Os EUA e o Reino Unido aparecem nas tabelas como os países onde há mais obesos, mesmo entre crianças e adolescentes. Portugal e Espanha já figuram em lugar honroso. Sinal de desenvolvimento? Ou apenas imitação de maneiras de viver decalcadas de séries e outro telelixo? (Não é preciso ver TV, basta conviver com quem a vê e consome revistas e sítios onde os assuntos, os ideais e maneiras de estar se assemelham.)
O mais importante, pensamos, é cuidar das ansiedades e anseios que afligem as crianças e adolescentes - os grupos com que se identificam; as imagens que constroem do que é in ou bué de fixe. Ora não temos visto ninguém preocupado com isso. Mais facilmente se diz que a culpa da obesidade é dos hamburgueres, das batatas fritas e de estar muito tempo em frente da TV.
Ainda vamos assistir ao aparecimento de leis que proíbem a compra de X quantidade de carne, açúcar e mais. Os ships, os cartões e o avanço tecnológico tornarão esse controlo muito simples.

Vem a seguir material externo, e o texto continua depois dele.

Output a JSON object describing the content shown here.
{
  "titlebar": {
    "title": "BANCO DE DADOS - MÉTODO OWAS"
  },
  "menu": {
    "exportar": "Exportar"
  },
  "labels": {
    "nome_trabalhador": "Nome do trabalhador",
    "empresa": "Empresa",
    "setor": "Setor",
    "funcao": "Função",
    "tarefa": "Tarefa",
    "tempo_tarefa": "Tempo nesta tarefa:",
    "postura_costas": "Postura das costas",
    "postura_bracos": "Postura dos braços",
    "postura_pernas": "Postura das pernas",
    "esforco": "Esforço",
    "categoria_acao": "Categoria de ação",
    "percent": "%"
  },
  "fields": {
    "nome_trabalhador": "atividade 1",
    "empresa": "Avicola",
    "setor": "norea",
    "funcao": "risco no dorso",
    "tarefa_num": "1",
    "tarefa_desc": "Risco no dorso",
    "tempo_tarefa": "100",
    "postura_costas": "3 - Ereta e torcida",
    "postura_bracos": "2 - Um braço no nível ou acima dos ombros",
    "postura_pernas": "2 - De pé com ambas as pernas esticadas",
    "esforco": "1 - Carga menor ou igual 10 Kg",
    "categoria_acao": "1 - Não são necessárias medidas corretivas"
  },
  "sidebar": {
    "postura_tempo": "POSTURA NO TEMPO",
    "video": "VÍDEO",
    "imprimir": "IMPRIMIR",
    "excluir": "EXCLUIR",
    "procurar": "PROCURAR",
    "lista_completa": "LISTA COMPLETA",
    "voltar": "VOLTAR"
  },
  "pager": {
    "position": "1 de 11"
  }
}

O homem perfeito ou o super-homem


1) Não come nada que não seja saudável
2) Bebe água e bebidas energéticas
3) Pratica exercício militantemente
4) É rico ou pertence à classe A
5) Não vê televisão
6) É viciado em telemóvel e internet
7) Não fuma
8) É amigo dos animais, mas, no geral, despreza os homens (talvez por pensar que o homem não é da espécie mineral)
9) Viaja muito
10) Não acredita na política, serve-se da política
11) Não envelhece (usa produtos adequados e recorre à cirurgia estética)

14 maio 2009

Portugal, meu amor II

Transcrevemos os últimos versos de um poema de Jorge Sousa Braga, em jeito de comentário ao post anterior.

Portugal
Vou contar-te uma coisa que nunca contei a ninguém
Sabes
Estou loucamente apaixonado por ti
Pergunto a mim mesmo
Como me pude apaixonar por um velho decrépito e idiota como tu
mas que tem o coração doce ainda mais doce que os pastéis de Tentugal
e o corpo cheio de pontos negros para poder espremer à minha vontade
Portugal estás a ouvir-me?
Eu nasci em mil novecentos e cinquenta e sete Salazar estava no poder nada
de ressentimentos
um dia bebi vinagre nada de ressentimentos
Portugal
Sabes de que cor são os meus olhos?
São castanhos como os da minha mãe
Portugal
gostava de te beijar muito apaixonadamente
na boca

Portugal, meu amor

9 X 30 = Portugal, meu amor. São nove documentários de 30 minutos cada, com realização de Luís Garcia e argumento de Hugo Gonçalves, um jornalista nascido em 1976 que viveu e trabalhou em Nova Iorque e em Madrid e que pretendeu ver o que mudou nestes 30 e poucos anos de democracia.
A Hugo Gonçalves inquietam-no coisas tão paradigmáticas como: Por que é que não há uma estrela porno em Portugal, já que quase todos os países ocidentais têm uma?
O primeiro documentário olha para as celebridades. E percorre em voo aéreo a indústria por trás dos eventos, o quem é quem e que dita o que é ou não uma socialite - "alguém sem profissão definida", como diz a directora da revista VIP.
Segue-se o futebol. Através das vozes de um talento dos juniores do Benfica, do histórico Nené, de um jornalista do jornal A Bola e do radialista e ídolo de infância Fernando Correia, tenta perceber a força de um desporto que antes era jogado por homens de bigode e que hoje reluz em torno de Figo e Ronaldo.
Depois vêm as auto-estradas dos fundos da União Europeia e a exclusão na Cova da Moura. O resto não fazemos ideia. Sabemos apenas que tudo vai para o ar na SIC Radical.
Parece que Hugo Gonçalves notou alguma "inquietude" nos portugueses com 35 anos de democracia, embora haja dependência do mediatismo e obsessão geral pelos símbolos de status vegetativo - os plasmas, os carros, o sofá com comando na mão. A "nossa democracia engordou" e "não há um sentimento de comunidade" diz o autor dos programas.